Much has been written about the assassination of the Devil Lincoln, little of it true. The prolific author W. C. Jameson, a descendant of the great man, John Wilkes Booth, has written a very well researched book, “John Wilkes Booth: Beyond the Grave.” What sets this book apart is stated best by the author. “Far too much of the existing “history” is little more than a repetition of materials quoted from the works of earlier writers who in turn obtained it from federal files.” The bookshelves are replete with books written by government approved writers such as the plagiarist Doris Kearns Goodwin, the unofficial government hagiographer of Dishonest Abe, and James L. Swanson, who, after beating the dead horse Lincoln assassination for years, turned his attention to the government approved version of events of the JFK assassination. Many of these “writers” are nothing more than CIA assets. To understand why see CIA document #1035-960, CIA Instructions to Media Assets: RE: Concerning Criticism of the Warren Report, on pages 241-245 of “They Killed Our President: 63 Reasons to Believe There Was a Conspiracy to Assassinate JFK,” by Jesse Ventura, Dick Russell and David Wayne, a book every American should read.

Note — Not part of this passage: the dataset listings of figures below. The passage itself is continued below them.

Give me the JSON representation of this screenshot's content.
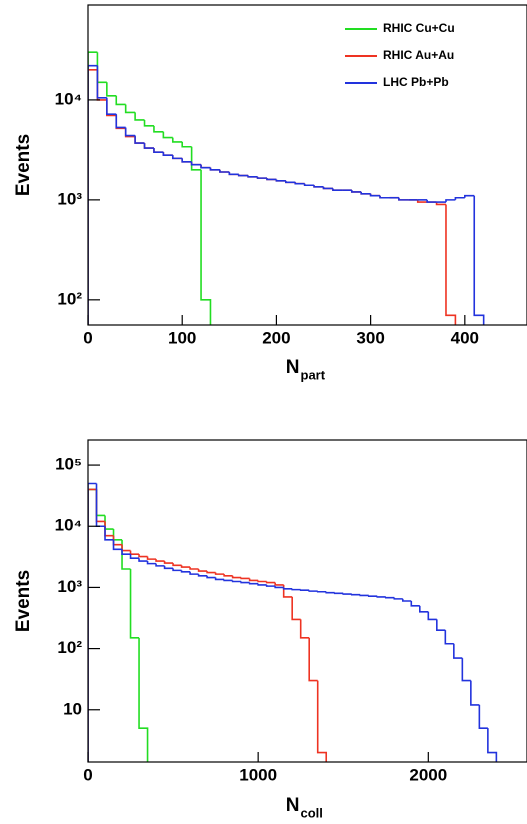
{
  "chart_data": [
    {
      "type": "histogram",
      "ylabel": "Events",
      "xlabel": "N",
      "xlabel_sub": "part",
      "log_y": true,
      "legend": "upper right",
      "xlim": [
        0,
        466
      ],
      "ylim": [
        56,
        89000
      ],
      "xticks": [
        0,
        100,
        200,
        300,
        400
      ],
      "yticks": [
        {
          "value": 100,
          "label": "10²"
        },
        {
          "value": 1000,
          "label": "10³"
        },
        {
          "value": 10000,
          "label": "10⁴"
        }
      ],
      "bins": [
        0,
        10,
        20,
        30,
        40,
        50,
        60,
        70,
        80,
        90,
        100,
        110,
        120,
        130,
        140,
        150,
        160,
        170,
        180,
        190,
        200,
        210,
        220,
        230,
        240,
        250,
        260,
        270,
        280,
        290,
        300,
        310,
        320,
        330,
        340,
        350,
        360,
        370,
        380,
        390,
        400,
        410,
        420
      ],
      "series": [
        {
          "name": "RHIC Cu+Cu",
          "color": "#22dd22",
          "values": [
            30000,
            15000,
            11000,
            9000,
            7500,
            6300,
            5500,
            4800,
            4200,
            3800,
            3400,
            2000,
            100,
            null,
            null,
            null,
            null,
            null,
            null,
            null,
            null,
            null,
            null,
            null,
            null,
            null,
            null,
            null,
            null,
            null,
            null,
            null,
            null,
            null,
            null,
            null,
            null,
            null,
            null,
            null,
            null,
            null
          ]
        },
        {
          "name": "RHIC Au+Au",
          "color": "#ee3322",
          "values": [
            20000,
            10000,
            7000,
            5200,
            4300,
            3700,
            3300,
            3000,
            2800,
            2600,
            2400,
            2250,
            2100,
            2000,
            1900,
            1800,
            1750,
            1700,
            1650,
            1600,
            1550,
            1500,
            1450,
            1400,
            1350,
            1300,
            1250,
            1250,
            1200,
            1150,
            1100,
            1050,
            1050,
            1000,
            1000,
            950,
            950,
            900,
            70,
            null,
            null,
            null
          ]
        },
        {
          "name": "LHC Pb+Pb",
          "color": "#2233dd",
          "values": [
            22000,
            10500,
            7200,
            5300,
            4400,
            3700,
            3300,
            3000,
            2800,
            2600,
            2400,
            2250,
            2100,
            2000,
            1900,
            1800,
            1750,
            1700,
            1650,
            1600,
            1550,
            1500,
            1450,
            1400,
            1350,
            1300,
            1250,
            1250,
            1200,
            1150,
            1100,
            1050,
            1050,
            1000,
            1000,
            1000,
            950,
            950,
            1000,
            1050,
            1100,
            70
          ]
        }
      ]
    },
    {
      "type": "histogram",
      "ylabel": "Events",
      "xlabel": "N",
      "xlabel_sub": "coll",
      "log_y": true,
      "xlim": [
        0,
        2580
      ],
      "ylim": [
        1.4,
        257000
      ],
      "xticks": [
        0,
        1000,
        2000
      ],
      "yticks": [
        10,
        {
          "value": 100,
          "label": "10²"
        },
        {
          "value": 1000,
          "label": "10³"
        },
        {
          "value": 10000,
          "label": "10⁴"
        },
        {
          "value": 100000,
          "label": "10⁵"
        }
      ],
      "bins": [
        0,
        50,
        100,
        150,
        200,
        250,
        300,
        350,
        400,
        450,
        500,
        550,
        600,
        650,
        700,
        750,
        800,
        850,
        900,
        950,
        1000,
        1050,
        1100,
        1150,
        1200,
        1250,
        1300,
        1350,
        1400,
        1450,
        1500,
        1550,
        1600,
        1650,
        1700,
        1750,
        1800,
        1850,
        1900,
        1950,
        2000,
        2050,
        2100,
        2150,
        2200,
        2250,
        2300,
        2350,
        2400,
        2450
      ],
      "series": [
        {
          "color": "#22dd22",
          "values": [
            40000,
            15000,
            9000,
            6000,
            2000,
            150,
            5,
            null,
            null,
            null,
            null,
            null,
            null,
            null,
            null,
            null,
            null,
            null,
            null,
            null,
            null,
            null,
            null,
            null,
            null,
            null,
            null,
            null,
            null,
            null,
            null,
            null,
            null,
            null,
            null,
            null,
            null,
            null,
            null,
            null,
            null,
            null,
            null,
            null,
            null,
            null,
            null,
            null,
            null
          ]
        },
        {
          "color": "#ee3322",
          "values": [
            40000,
            12000,
            7000,
            5000,
            4000,
            3500,
            3200,
            2900,
            2700,
            2500,
            2300,
            2150,
            2000,
            1850,
            1750,
            1650,
            1550,
            1450,
            1400,
            1300,
            1250,
            1200,
            1100,
            700,
            300,
            150,
            30,
            2,
            null,
            null,
            null,
            null,
            null,
            null,
            null,
            null,
            null,
            null,
            null,
            null,
            null,
            null,
            null,
            null,
            null,
            null,
            null,
            null,
            null
          ]
        },
        {
          "color": "#2233dd",
          "values": [
            50000,
            10000,
            6000,
            4200,
            3500,
            3000,
            2700,
            2450,
            2250,
            2050,
            1900,
            1800,
            1650,
            1550,
            1450,
            1350,
            1300,
            1250,
            1200,
            1150,
            1100,
            1050,
            1000,
            950,
            920,
            900,
            870,
            850,
            820,
            800,
            780,
            760,
            740,
            720,
            700,
            680,
            650,
            600,
            500,
            400,
            300,
            200,
            120,
            70,
            30,
            12,
            5,
            2,
            null
          ]
        }
      ]
    }
  ]
}
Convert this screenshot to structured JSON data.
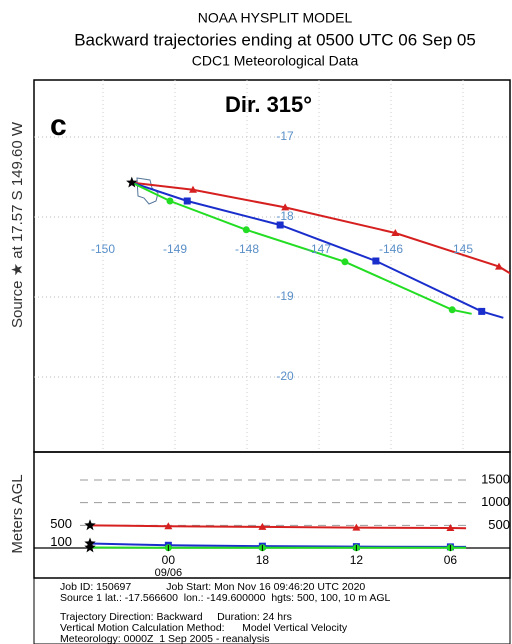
{
  "header": {
    "title": "NOAA HYSPLIT MODEL",
    "subtitle": "Backward trajectories ending at 0500 UTC 06 Sep 05",
    "data_source": "CDC1 Meteorological Data"
  },
  "map": {
    "panel_label": "c",
    "direction_label": "Dir. 315°",
    "source_label": "Source ★  at  17.57 S  149.60 W",
    "lon_ticks": [
      -150,
      -149,
      -148,
      -147,
      -146,
      {
        "value": -145,
        "label": "145"
      }
    ],
    "lat_ticks": [
      -17,
      -18,
      -19,
      -20
    ],
    "source": {
      "lon": -149.6,
      "lat": -17.57
    }
  },
  "trajectories": [
    {
      "color": "#d62020",
      "marker": "triangle",
      "hours": [
        0,
        5,
        11,
        17,
        23,
        24
      ],
      "lon": [
        -149.6,
        -148.75,
        -147.47,
        -145.94,
        -144.5,
        -144.3
      ],
      "lat": [
        -17.57,
        -17.66,
        -17.88,
        -18.2,
        -18.62,
        -18.73
      ],
      "heights": [
        500,
        480,
        465,
        450,
        440,
        435
      ]
    },
    {
      "color": "#1a2ecc",
      "marker": "square",
      "hours": [
        0,
        5,
        11,
        17,
        23,
        24
      ],
      "lon": [
        -149.6,
        -148.83,
        -147.54,
        -146.21,
        -144.74,
        -144.44
      ],
      "lat": [
        -17.57,
        -17.8,
        -18.1,
        -18.55,
        -19.18,
        -19.26
      ],
      "heights": [
        100,
        60,
        40,
        30,
        25,
        25
      ]
    },
    {
      "color": "#22dd22",
      "marker": "circle",
      "hours": [
        0,
        5,
        11,
        17,
        23,
        24
      ],
      "lon": [
        -149.6,
        -149.07,
        -148.01,
        -146.64,
        -145.15,
        -144.88
      ],
      "lat": [
        -17.57,
        -17.8,
        -18.16,
        -18.56,
        -19.16,
        -19.21
      ],
      "heights": [
        10,
        5,
        5,
        5,
        5,
        5
      ]
    }
  ],
  "vertical": {
    "y_label": "Meters AGL",
    "yticks": [
      1500,
      1000,
      500
    ],
    "time_ticks": [
      {
        "value": 5,
        "label": "00"
      },
      {
        "value": 11,
        "label": "18"
      },
      {
        "value": 17,
        "label": "12"
      },
      {
        "value": 23,
        "label": "06"
      }
    ],
    "date_label": "09/06"
  },
  "footer": {
    "lines": [
      "Job ID: 150697            Job Start: Mon Nov 16 09:46:20 UTC 2020",
      "Source 1 lat.: -17.566600  lon.: -149.600000  hgts: 500, 100, 10 m AGL",
      "Trajectory Direction: Backward     Duration: 24 hrs",
      "Vertical Motion Calculation Method:      Model Vertical Velocity",
      "Meteorology: 0000Z  1 Sep 2005 - reanalysis"
    ]
  }
}
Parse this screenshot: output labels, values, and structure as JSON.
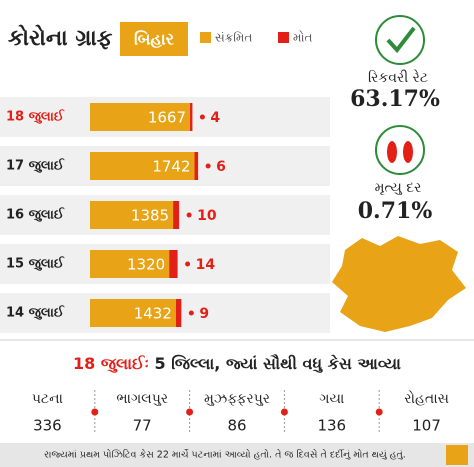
{
  "chart_data": {
    "type": "bar",
    "title": "કોરોના ગ્રાફ",
    "subtitle": "બિહાર",
    "categories": [
      "18 જુલાઈ",
      "17 જુલાઈ",
      "16 જુલાઈ",
      "15 જુલાઈ",
      "14 જુલાઈ"
    ],
    "series": [
      {
        "name": "સંક્રમિત",
        "color": "#e8a317",
        "values": [
          1667,
          1742,
          1385,
          1320,
          1432
        ]
      },
      {
        "name": "મોત",
        "color": "#e32018",
        "values": [
          4,
          6,
          10,
          14,
          9
        ]
      }
    ]
  },
  "stats": [
    {
      "label": "રિકવરી રેટ",
      "value": "63.17%"
    },
    {
      "label": "મૃત્યુ દર",
      "value": "0.71%"
    }
  ],
  "districts": {
    "title_date": "18 જુલાઈઃ",
    "title": "5 જિલ્લા, જ્યાં સૌથી વધુ કેસ આવ્યા",
    "items": [
      {
        "name": "પટના",
        "cases": "336"
      },
      {
        "name": "ભાગલપુર",
        "cases": "77"
      },
      {
        "name": "મુઝફ્ફરપુર",
        "cases": "86"
      },
      {
        "name": "ગયા",
        "cases": "136"
      },
      {
        "name": "રોહતાસ",
        "cases": "107"
      }
    ]
  },
  "footer": "રાજ્યમાં પ્રથમ પોઝિટિવ કેસ 22 માર્ચે પટનામાં આવ્યો હતો. તે જ દિવસે તે દર્દીનું મોત થયું હતું."
}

Much has been written about the, shall we say, inconsistencies of the “official” government version of the death of the tyrant, Lincoln. W. C. Jameson has poked enough holes in it to make the government version look like swiss cheese. The author writes about, on page 190, what he calls, “The Lewis Payne-Lewis Powell Conundrum.”
“Descriptions of the man called Lewis Payne (or Paine) offered in dozens if not hundreds of publications about the conspiracy and assassination of Lincoln add more disorder and bewilderment to an already confusing and contradicting series of events. Writers have referred to Payne as “lacking mental capacity,” having a “weak and sluggish intellect,” “crazy,” “demented,” “mentally unbalanced,” “insane,” and “illiterate.” Men such as this do not make good conspirators or spies. Conversely, a man sometimes identified as Lewis Powell is described as “almost sophisticated,” “immaculately clad,” “literate,” and a man who played CHESS and euchre in the company of refined ladies. It is clear that the above are the descriptions of two different men.”
Later the author writes, “If Payne and Powell were two different men who were look-alikes, that may, in part, explain many of the discrepancies in the historical record. Payne’s movements were hard to follow during the unfolding of the conspiracy. If Payne was constantly confused with Powell, then it is easy to see how such a thing could happen.”
“Lewis Powell and John Wilkes Booth had been acquaintances for years. Because of Powell’s apparent intelligence and his passion for the theater as well as his involvement in smuggling medicines into the South, it appears as though he could have been a suitable companion to the actor. Lewis Payne, on the other hand, possessed not a single one of the characteristics prized by Booth.”
Read this book and you will learn some of the truth of the assassination of the leader of the northern troops who raped and ravaged the Southern people, committing what are now called “war crimes.” The man captured and killed wearing a Rebel uniform and foisted upon history as John Wilkes Booth was actually a Confederate Captain James William Boyd. This was expedient for some in the Lincoln administration. John Wilkes Booth escaped and lived to be an old man. Today we salute the memory of one of the greatest actors to hit the stage.